Raley’s has hosted one job fair already for the new store, and will have another on May 22 at its Reno location on Robb Drive.
Grocery Outlet, which is located in the Gateway Area of Donner Pass Road, is projected to open in late June, according to Owner-Operators Ryan and Shannon Parrish.
The 16,147-square-foot store was approved by the Planning Commission in 2018, but was appealed by locals in the adjacent neighborhood before ultimately being approved of by Town Council.
LARGE PROJECTS FORGE AHEAD
At its meeting on May 12, the Truckee Town Council approved the sale of town-owned property on Rue Ivy to Alder Pacific Associates II, an affiliate of Pacific West Communities.
Following the completion of the sale, work on a 68-unit rental project known as Frishman Hollow II, will begin. Of the units, 67 are designated to be affordable households for those with incomes equal to or less than 80% of the area median income, for a period of 55 years.
Alder Pacific purchased the property, which is approximately 4.87 acres, for $1.36 million for the project. Alder Pacific intends to break ground on the project May 18, with plans of having work “substantially completed” by fall, according to the resolution the town adopted on Tuesday.
Work on the Truckee Artist Lofts also continues, and includes 76-income restricted rental apartments ranging from studios to three-bedroom units. A building permit for the Artist Lofts, which is part of the greater Truckee Railyard Project, was issued in December, allowing work at the site to begin.
“What we’re generally seeing on these projects, for the most part, especially the larger projects, those clients still want to go forward,” said Martin Wood of SCO Planning, Engineering & Surveying. Wood’s Grass Valley-based firm has a satellite office in Truckee and is involved in the Coldstream Master Plan, Frishman Hollow project, and Gray’s Crossing Master Plan Community and Specific Plan.
The Village at Gray’s Crossing, which has a development permit for a 129-unit hotel, 17,192 square feet of commercial space, 21 residential units, a fourplex, and 24 townhomes, has “scaled back a little bit,” according to Wood, with the developers taking a wait and see approach.
PERMITS, INSPECTIONS ON THE RISE
In Truckee, Building Department Supervisor Dan West said the department has been extremely busy during the past few weeks, issuing four to five times the amount of permits as it normally would during this time.
For Nevada County as a whole, the demand for building permits and inspections has not slowed either, according to Craig Griesbach, Nevada County’s director of building.

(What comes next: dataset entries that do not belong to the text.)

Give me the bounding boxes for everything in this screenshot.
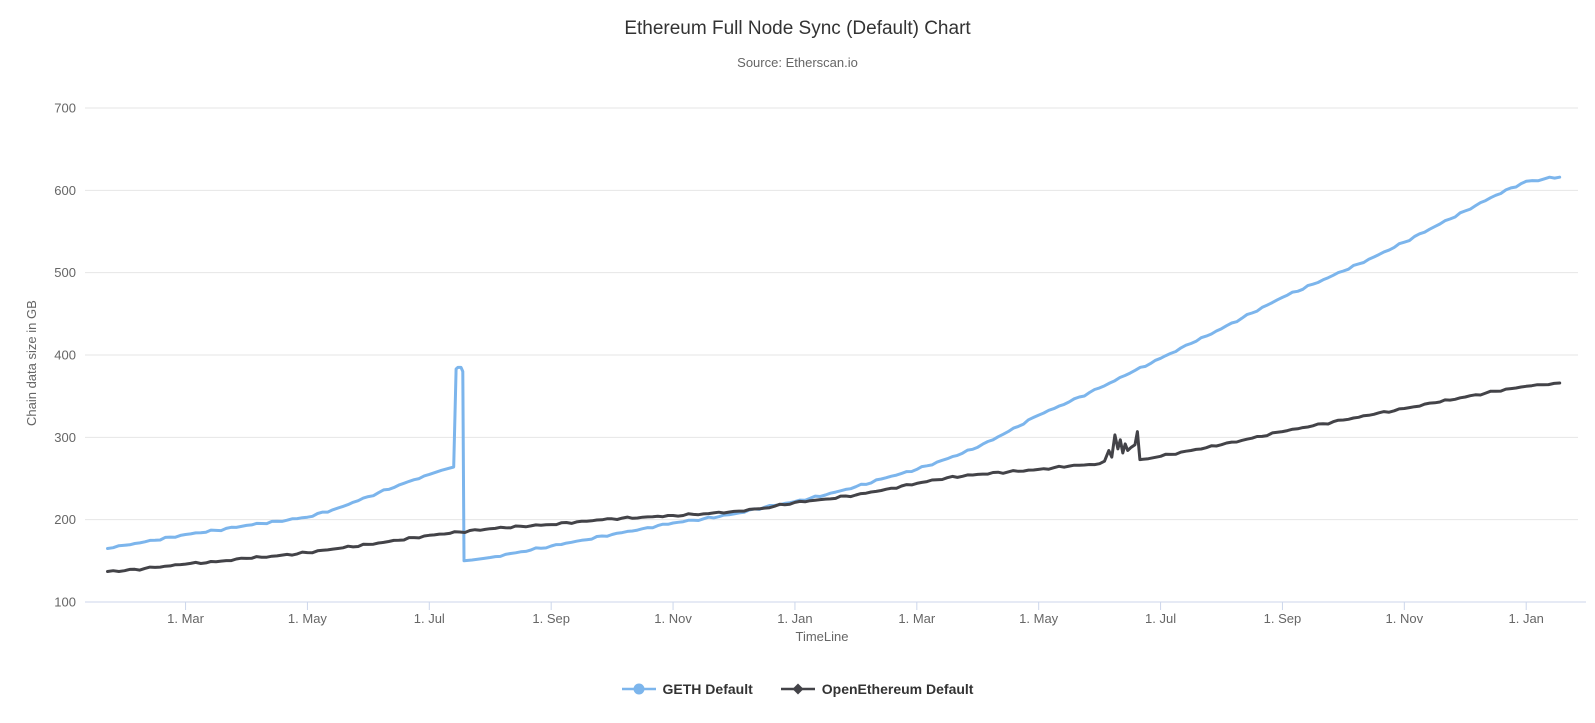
x-tick-label: 1. Nov: [654, 611, 692, 626]
series-line-openethereum-default[interactable]: [106, 381, 1562, 573]
y-axis-title: Chain data size in GB: [24, 300, 39, 426]
legend-label: GETH Default: [662, 681, 753, 697]
x-axis-title: TimeLine: [795, 629, 849, 644]
legend-marker-circle-icon: [621, 683, 656, 695]
x-tick-label: 1. Sep: [1264, 611, 1302, 626]
y-tick-label: 100: [54, 595, 76, 610]
x-tick-label: 1. Nov: [1386, 611, 1424, 626]
x-tick-label: 1. May: [1019, 611, 1059, 626]
x-tick-label: 1. Jul: [414, 611, 445, 626]
x-tick-label: 1. Jan: [777, 611, 812, 626]
y-tick-label: 400: [54, 348, 76, 363]
legend: GETH Default OpenEthereum Default: [0, 681, 1595, 697]
y-tick-label: 700: [54, 101, 76, 116]
y-tick-label: 500: [54, 265, 76, 280]
y-tick-label: 300: [54, 430, 76, 445]
legend-marker-diamond-icon: [780, 683, 815, 695]
x-tick-label: 1. Jan: [1508, 611, 1543, 626]
x-tick-label: 1. Jul: [1145, 611, 1176, 626]
x-tick-label: 1. Mar: [167, 611, 205, 626]
series-line-geth-default[interactable]: [106, 175, 1562, 563]
chart-subtitle: Source: Etherscan.io: [737, 55, 858, 70]
x-tick-label: 1. Sep: [532, 611, 570, 626]
y-tick-label: 600: [54, 183, 76, 198]
x-tick-label: 1. May: [288, 611, 328, 626]
legend-item-geth-default[interactable]: GETH Default: [621, 681, 753, 697]
legend-item-openethereum-default[interactable]: OpenEthereum Default: [780, 681, 974, 697]
y-tick-label: 200: [54, 512, 76, 527]
chart-title: Ethereum Full Node Sync (Default) Chart: [624, 18, 971, 39]
x-tick-label: 1. Mar: [898, 611, 936, 626]
legend-label: OpenEthereum Default: [821, 681, 974, 697]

“Interestingly enough, we have actually increased in most areas during the pandemic,” Griesbach said in an email. “Our building permit submittals increased by 25% during March and April compared to 2019. The number of inspections we completed during March increased by 46% compared to 2019.”

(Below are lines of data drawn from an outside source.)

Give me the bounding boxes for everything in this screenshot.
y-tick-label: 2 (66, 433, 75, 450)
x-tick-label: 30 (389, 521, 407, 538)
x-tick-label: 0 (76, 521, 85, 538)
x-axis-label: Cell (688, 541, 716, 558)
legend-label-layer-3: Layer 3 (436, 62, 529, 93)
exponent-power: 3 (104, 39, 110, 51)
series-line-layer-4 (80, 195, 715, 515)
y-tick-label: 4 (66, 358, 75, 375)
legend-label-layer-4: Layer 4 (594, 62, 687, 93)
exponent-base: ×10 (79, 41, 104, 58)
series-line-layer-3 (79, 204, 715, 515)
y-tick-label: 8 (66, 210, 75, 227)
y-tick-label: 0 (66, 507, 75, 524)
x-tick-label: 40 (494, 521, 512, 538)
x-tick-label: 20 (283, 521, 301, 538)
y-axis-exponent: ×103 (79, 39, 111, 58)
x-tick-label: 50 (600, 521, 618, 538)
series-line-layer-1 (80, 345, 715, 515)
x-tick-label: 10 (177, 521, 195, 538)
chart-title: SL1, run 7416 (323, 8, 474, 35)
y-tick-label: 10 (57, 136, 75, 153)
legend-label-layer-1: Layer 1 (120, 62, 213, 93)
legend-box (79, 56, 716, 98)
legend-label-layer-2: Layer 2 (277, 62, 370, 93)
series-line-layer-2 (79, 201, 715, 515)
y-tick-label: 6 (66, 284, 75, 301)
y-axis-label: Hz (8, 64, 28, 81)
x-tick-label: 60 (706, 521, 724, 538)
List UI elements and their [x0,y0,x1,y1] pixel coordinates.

Griesbach attributed part of the increase to homeowners taking advantage of being home during this time and doing projects.
While local contractors have had to make modifications, like social distancing, to their routine, they are still seeing plenty of employment opportunities, said Nevada County Contractors’ Association Executive Director Libby Goldsmith.
“Their phones are still ringing, work is being scheduled for the summer,” she said, adding, “The construction industry has been really lucky.”